Crude, heating oil futures rise on forecasts for chilly U.S. Northeast

NEW YORK, N.Y. – The prospect of chilly temperatures in the northeastern United States gave the price of oil a boost Monday.

Benchmark West Texas Intermediate crude rose 58 cents to finish at $94.15 a barrel in New York.

Recently temperatures have been above normal in the U.S. Northeast, but now are expected to drop through this weekend and into next week. Just six per cent of America’s households use heating oil, but they tend to be in some of the coldest parts of the country, mainly in the Northeast.

The last time crude closed above US$94 in New York was Sept. 18.

After rising more than one per cent on Jan. 2 following a deal in Washington to extend tax cuts for most Americans and postpone drastic spending cuts, oil has had few catalysts to move in any direction. Economic news has been mixed and global supplies appear to be ample, with no major disruptions to production in oil-producing countries.

Traders will weigh some fresh reports this week on the U.S. economy.
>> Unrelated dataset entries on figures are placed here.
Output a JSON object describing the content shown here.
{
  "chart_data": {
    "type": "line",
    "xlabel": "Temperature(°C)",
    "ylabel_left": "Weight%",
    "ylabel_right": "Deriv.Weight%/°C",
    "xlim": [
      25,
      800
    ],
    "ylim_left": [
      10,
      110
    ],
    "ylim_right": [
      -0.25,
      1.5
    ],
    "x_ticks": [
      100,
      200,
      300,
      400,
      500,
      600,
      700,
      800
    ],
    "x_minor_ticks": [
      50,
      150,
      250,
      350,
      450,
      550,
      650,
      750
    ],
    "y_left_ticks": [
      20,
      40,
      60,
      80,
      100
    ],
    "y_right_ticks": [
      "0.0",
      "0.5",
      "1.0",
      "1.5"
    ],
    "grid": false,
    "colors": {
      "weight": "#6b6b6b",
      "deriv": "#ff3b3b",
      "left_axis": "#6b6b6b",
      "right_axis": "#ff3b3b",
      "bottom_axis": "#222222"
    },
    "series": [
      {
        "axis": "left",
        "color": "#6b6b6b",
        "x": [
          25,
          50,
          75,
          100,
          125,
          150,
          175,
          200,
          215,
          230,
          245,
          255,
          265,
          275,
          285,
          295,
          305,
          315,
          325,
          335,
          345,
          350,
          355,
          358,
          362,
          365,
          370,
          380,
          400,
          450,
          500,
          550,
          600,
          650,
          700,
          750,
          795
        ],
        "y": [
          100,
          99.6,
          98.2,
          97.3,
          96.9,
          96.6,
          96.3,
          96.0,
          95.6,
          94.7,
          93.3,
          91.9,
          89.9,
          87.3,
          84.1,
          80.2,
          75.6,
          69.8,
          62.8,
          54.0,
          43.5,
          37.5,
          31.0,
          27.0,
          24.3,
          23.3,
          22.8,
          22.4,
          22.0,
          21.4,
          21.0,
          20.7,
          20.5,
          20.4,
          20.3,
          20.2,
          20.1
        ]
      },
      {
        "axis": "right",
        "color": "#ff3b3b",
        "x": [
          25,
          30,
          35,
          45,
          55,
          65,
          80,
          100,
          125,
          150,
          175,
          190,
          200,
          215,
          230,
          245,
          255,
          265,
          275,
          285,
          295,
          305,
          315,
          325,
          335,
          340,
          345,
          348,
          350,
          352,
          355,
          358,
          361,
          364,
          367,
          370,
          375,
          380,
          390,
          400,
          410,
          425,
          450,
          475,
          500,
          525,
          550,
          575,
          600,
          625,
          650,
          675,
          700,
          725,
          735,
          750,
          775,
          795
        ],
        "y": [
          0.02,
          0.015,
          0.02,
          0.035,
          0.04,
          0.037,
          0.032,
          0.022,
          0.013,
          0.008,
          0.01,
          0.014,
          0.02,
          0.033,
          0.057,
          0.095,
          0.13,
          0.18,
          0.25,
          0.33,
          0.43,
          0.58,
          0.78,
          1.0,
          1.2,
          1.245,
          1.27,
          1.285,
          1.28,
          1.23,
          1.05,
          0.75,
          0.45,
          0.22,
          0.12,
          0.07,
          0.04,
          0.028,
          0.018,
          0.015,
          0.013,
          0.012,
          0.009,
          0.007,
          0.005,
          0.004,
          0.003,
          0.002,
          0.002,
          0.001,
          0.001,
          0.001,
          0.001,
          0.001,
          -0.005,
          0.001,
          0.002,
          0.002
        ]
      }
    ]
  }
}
Jim Ritterbusch, president of energy consultancy Ritterbusch and Associates, wrote in a note to clients that oil could move higher this week if data on U.S. industrial production, housing starts and other indicators show the economy is getting stronger.

Brent crude, used to price international varieties of oil, gained $1.24 to finish at US$111.88 a barrel on the ICE Futures exchange in London.

In other energy futures trading on the New York Mercantile Exchange, wholesale gasoline rose one cent to end at US$2.75 a U.S. gallon (3.79 litres) and natural gas rose 4.6 cents to finish at US$3.37 per 1,000 cubic feet (28.32 cubic metres), continuing a rally from late last week.